I never wanted to wear Fracas until trying it in pure parfum. When smelling the EDP all I got was that big Big BIG tuberose. With a side of tuberose. And then it brings its friends gardenia, orange blossom and jasmine, and the entire thing is lush, feminine and undeniably gorgeous. But the combination, structure and general vibe were too much like the way Karl Lagerfeld's original Chloe used to smell in the late 1970s and early 80s, before they started cheapening the formula. And that means this 1948 Piguet fits my mother perfectly, so I bought her a bottle, got her addicted and promptly crossed Fracas off my list.
Still, I have a thing for Robert Piguet perfumes. Between the history of the house and my beloved Bandit, after a while I was curious enough to give the parfum a chance, and that was when I fell in love.

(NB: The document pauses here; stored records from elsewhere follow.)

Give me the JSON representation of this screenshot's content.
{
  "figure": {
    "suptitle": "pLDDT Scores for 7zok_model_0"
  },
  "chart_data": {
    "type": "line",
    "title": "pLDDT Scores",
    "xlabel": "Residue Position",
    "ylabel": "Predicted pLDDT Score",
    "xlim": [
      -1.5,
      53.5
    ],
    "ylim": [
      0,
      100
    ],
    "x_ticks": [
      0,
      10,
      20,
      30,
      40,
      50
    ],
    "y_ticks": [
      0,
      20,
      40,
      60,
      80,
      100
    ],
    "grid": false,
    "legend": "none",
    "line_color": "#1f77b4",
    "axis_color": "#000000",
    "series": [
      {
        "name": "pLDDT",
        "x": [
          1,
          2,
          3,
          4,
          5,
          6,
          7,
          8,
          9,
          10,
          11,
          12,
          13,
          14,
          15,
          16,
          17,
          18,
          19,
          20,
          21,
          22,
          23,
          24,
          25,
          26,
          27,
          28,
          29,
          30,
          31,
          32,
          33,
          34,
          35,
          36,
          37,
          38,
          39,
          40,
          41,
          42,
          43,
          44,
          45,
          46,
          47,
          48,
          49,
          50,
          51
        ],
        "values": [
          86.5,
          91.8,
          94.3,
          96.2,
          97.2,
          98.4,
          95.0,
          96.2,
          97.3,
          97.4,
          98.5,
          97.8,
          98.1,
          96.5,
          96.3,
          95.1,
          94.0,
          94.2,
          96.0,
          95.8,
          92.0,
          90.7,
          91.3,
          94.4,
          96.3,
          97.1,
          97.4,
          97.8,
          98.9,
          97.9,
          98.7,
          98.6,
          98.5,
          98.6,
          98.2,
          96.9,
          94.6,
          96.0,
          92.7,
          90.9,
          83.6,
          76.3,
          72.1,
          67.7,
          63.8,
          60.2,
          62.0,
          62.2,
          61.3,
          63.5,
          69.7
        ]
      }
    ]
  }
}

Fracas parfum holds back a little. It's not just the more restrained sillage but also something in the balance between the flower notes and the greenery. I don't get much (or any, really) jonquil from the EDP, because the tuberose-gardenia combo makes too much olfactory noise for me. The parfum scales it back and the narcissus note emerges beautifully and brings its typical dryness to the front.
I also find the parfum a bit sweeter in the dry-down. Fracas is creamy in every incarnation, but the sandalwood in the extrait is more prominent, rounder and tones down the exuberance of this southern belle. The higher concentration is still an extrovert with a dominant presence and a clear voice, but it also offers more depth and introspection. It has a hidden side- like a beauty queen that writes poetry and is also very good at math.
Notes: bergamot, orange blossom, leafy greens, jonquil, peach, tuberose, jasmine, orris, carnation, rose, sandalwood, musk, moss, cedar, benzoin.
Fracas is the most popular and easiest to find among Robert Piguet perfumes. Many department stores offer the eau de parfum and some also have the parfum ($95, 0.25oz), including Sephora. There's also an entire range of bath and body products that can be purchased directly from robertpiguetparfums.com.